Key to choosing a CEO? The name matters

29 Sep 2022

 

If a firm is looking for a leader with an unconventional business approach, it should choose a CEO with an uncommon name. That’s the message from a study co-authored by a HKBU scholar that examined data on CEOs’ given names and 1,172 public firms in the U.S. over a 19-year period.

In the study “Being extraordinary: How CEOs’ uncommon names explain strategic distinctiveness”, which was published in the Strategic Management Journal, the researchers found that CEOs with uncommon names tend to pursue more unique strategies than their peers.

Dr Yungu Kang, Assistant Professor of the Department of Management, who co-authored the paper, says: “CEOs with uncommon names are likely to develop a conception of being different from others, and they express their distinctiveness by adopting strategies that deviate from industry norms.”

The influence of having an uncommon name

Although research has shown how organisational outcomes are associated with the characteristics of top executives, including their personalities, values, experience and demographics, relatively little work has examined CEOs’ names.

A person’s name influences their sense of identity, personality development, cognition and behaviour, according to Dr Kang and his associates. Having an unusual name may reduce a person’s self-esteem, but the situation can improve once people get to know the individual, and now uncommon names are often associated with creativity and popularity.

While the rarity of an individual’s name can influence how others view that person, Dr Kang and the other researchers asked, do the names of a firm’s senior executives shape its business strategy, and if so, how?

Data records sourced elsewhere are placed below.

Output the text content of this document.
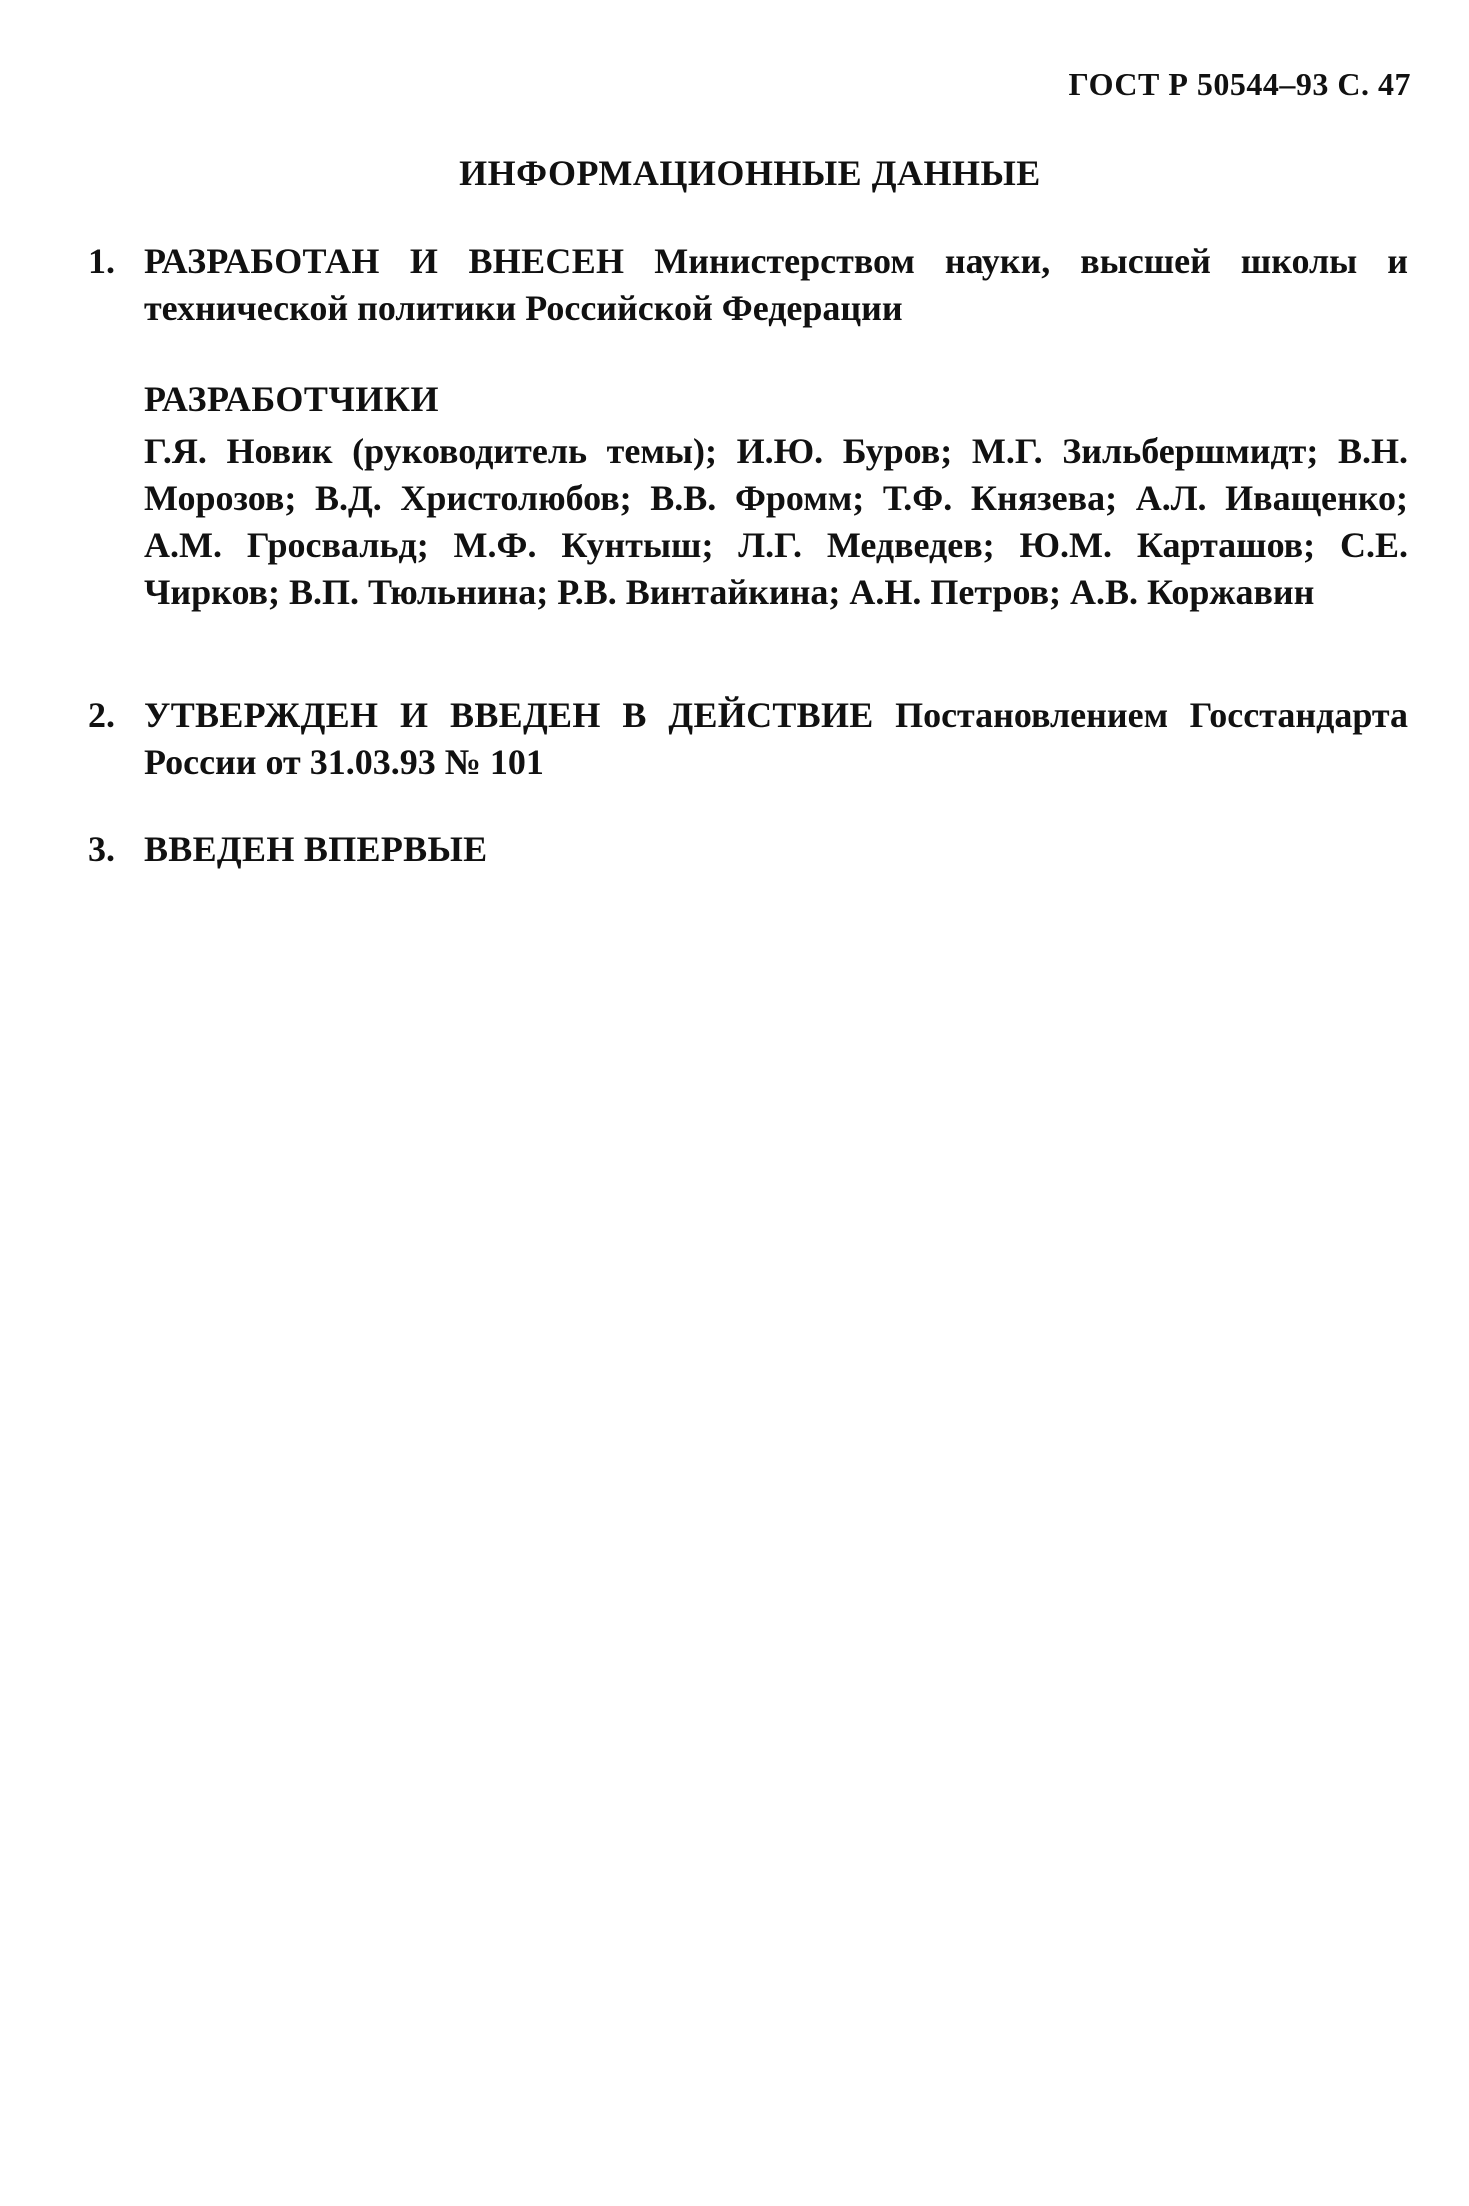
ГОСТ Р 50544–93 С. 47
ИНФОРМАЦИОННЫЕ ДАННЫЕ
1. РАЗРАБОТАН И ВНЕСЕН Министерством науки, высшей школы и технической политики Российской Федерации
РАЗРАБОТЧИКИ
Г.Я. Новик (руководитель темы); И.Ю. Буров; М.Г. Зильбершмидт; В.Н. Морозов; В.Д. Христолюбов; В.В. Фромм; Т.Ф. Князева; А.Л. Иващенко; А.М. Гросвальд; М.Ф. Кунтыш; Л.Г. Медведев; Ю.М. Карташов; С.Е. Чирков; В.П. Тюльнина; Р.В. Винтайкина; А.Н. Петров; А.В. Коржавин
2. УТВЕРЖДЕН И ВВЕДЕН В ДЕЙСТВИЕ Постановлением Госстандарта России от 31.03.93 № 101
3. ВВЕДЕН ВПЕРВЫЕ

To find out the link between CEOs’ uncommon names and businesses’ strategic distinctiveness, the research team integrated the findings of psychological studies on uncommon names and the concept of the relational self, which reflects a person’s self-conception when relating to others, into their paper. Using data from 1998 to 2016, the researchers analysed 1,172 firms’ strategic distinctiveness based on six dimensions which are typically influenced by their CEOs, including advertising expense, inventories/sales, plant and equipment newness, research and development expense, capital expenditure and financial leverage.

The researchers then looked at the commonness of CEOs’ given names by calculating the frequency of their appearance in the U.S. Social Security Administration’s national data between 1880 and 2016. The team also took into account other influencing factors, such as CEO confidence based on how the leaders exercised their stock options, as well as the capacity of the environment to support business growth. Another moderating factor was the CEOs’ power, which was measured by using several indicators including whether the CEOs also served as board chair, how long they had in office relative to their directors and how much company stock they held.

The results showed that the more uncommon a CEO’s name, the greater the firm’s strategic distinctiveness. “CEOs who have uncommon names are motivated to differentiate themselves from other CEOs, and one way of doing so is to pursue more distinctive business strategies,” says Dr Kang. “They also appear to be more open to trying new things, and they are more willing to challenge the status quo when they are more confident, more powerful or operate in a growing business environment.”

New insights into understanding strategic decisions

The study’s findings offer useful insights into strategic leadership research. By identifying the commonness of names as an important characteristic of top executives, the research opens the door for further studies that examine how CEOs’ self-conceptions in relation to their peers can affect their decision-making.

“As CEOs with uncommon names tend to pursue distinctive strategies, boards that are seeking to enhance the distinctiveness of their firms may want to appoint a CEO with an uncommon name,” Dr Kang says.

He adds that the research findings can also help stakeholders analyse or predict a company’s strategies. “Top executives and employees can expect a higher likelihood of implementing distinctive strategies when their CEO has an uncommon name, while competitors can also expect that such a rival firm is more likely to engage in unconventional moves.”

While firms may add “name commonness” to their selection criteria when deciding between a leader who is keen to set a new direction or a CEO who is happy to stay the course, parents may consider how they should name their children to help them climb the corporate ladder!